Sacred Conversations
At the heart of my Christian faith is the belief that each and every person I encounter is absolutely cherished by God. I believe every human being is ineffably sacred in God’s sight. This implies a moral responsibility on my part to do my very best to treat them accordingly. If God loves each person, followers of God’s way must love each person too.
This is a mystical vision. It is a mountaintop perspective. It is very hard to sustain it, especially in the vicious street fights of politics. And it is often very hard to see any evidence for it. But this belief is not really evidence-based. It is faith-based.
I am a Christian, born and raised in the Catholic Church before a teenage conversion to Protestant Evangelical faith. By now I find that both strands of my religious history are deeply interwoven and help to define who I am. I think that both of these strands, at their best, teach this vision of the equal and immeasurable worth of each human being. Catholic tradition, especially as articulated by the Vatican II documents and by Pope John Paul II, taught me a “consistent pro-life ethic.” Protestant evangelicalism, as exemplified in men such as Billy Graham, taught me that God so loved the world (each and every person in the world) that he gave his only son on the cross for our salvation. For my salvation!
I am also a Christian ethicist, a moral teacher, and writer. So inevitably my work brings me into occasions in which it is my responsibility and my opportunity to address hot-button issues like abortion, health care, war, torture, or gay rights.
Most conversations about these kinds of issues are profoundly unsatisfactory to me. Academic conversations tend to be highly technical, theoretical, and irrelevant to everyday life. Popular conversations tend to be angry and polemical, partisan and politicized. Neither type of conversation ever really feels very sacred to me. Academics are often scoring their tenure points while politicos are scoring their partisan points.

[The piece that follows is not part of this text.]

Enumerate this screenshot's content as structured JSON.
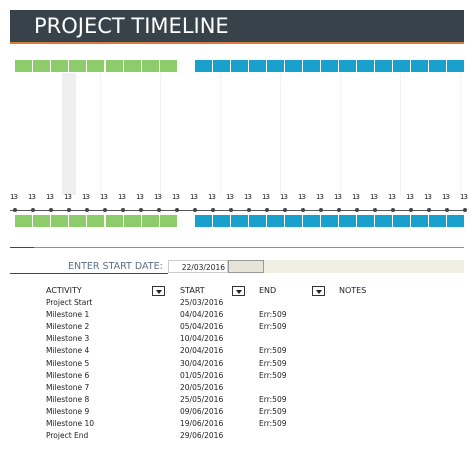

Over the years, I have tried to do something a little different when I engage difficult issues such as abortion. I try to play neither academic nor political games. I instead try to discern what it might mean to deal with the substance of the issue as if every person involved is sacred in God’s sight, and I likewise try to deal with my dialogue partners as if the same were true.
When I met Frances Kissling and dialogued publicly with her at the Princeton “Open Hearts, Open Minds” conference, I hope that this is the spirit that I brought to that conversation.
I saw in Frances and most of the pro-choice activists and thinkers at that meeting a serious concern for women in general, and women facing unwanted pregnancies in particular. I could tell that they were drawn into this issue because they had caught a vision of the suffering of women whose pregnancies create a crisis for them, and the even more intense crisis that this would be for them if they had no legal recourse to an abortion. Their fixed gaze on the needs and the suffering of women impressed me, and I respected it. Anyone who cares deeply about the suffering of other people is on the right track — because that is one of the ways we demonstrate our love for the sacred persons around us.
I do continue to think that our gaze on this issue must be at least bi-focal — on the suffering pregnant woman, and on the developing human life that she is carrying. I do sense that decades of defending the rights and needs of the pregnant woman have trained many in the pro-choice side to avert their eyes from the child. But I also recognize on the part of many pro-lifers the parallel averting of gaze away from the woman and her situation as she experiences it. Decades of advocacy in a polarized debate have caused both sides to miss the intertwined sacredness of woman and child. And it is certainly clear to me that the only way those whose gaze is fixed on the child will succeed in saving more of them is if they learn not only to look at the woman, but to love her.
This vision goes with me to other issues. I have been an advocate for the apparently astonishing view that no matter how much we want to prevent another terrorist attack that would destroy sacred human lives; this does not mean we are free to create a system that abuses suspected terrorists — because those swept up as suspected terrorists are also sacred human beings whom God loves. This view shapes my thinking about the right of all our nation’s children to have a good education, quality health care, and parents who love them. And it means that I refuse to go along with the contemptuous demonization of particular groups that sometimes sweeps us away — most recently exhibited in very disturbing anti-immigrant and anti-Muslim hysteria.
I find allies anywhere I encounter someone whose words and deeds show that they are operating on the basis of something like this vision. Often, sadly, these allies are not my fellow Christians, for sometimes the passionate commitment of my co-religionists to the positions they advocate causes them to forget their obligation to love even strangers and enemies. No, in public life, my favorites are those who surprise me with the tender and respectful way they encounter the sacred humanity of those around them. They give me hope.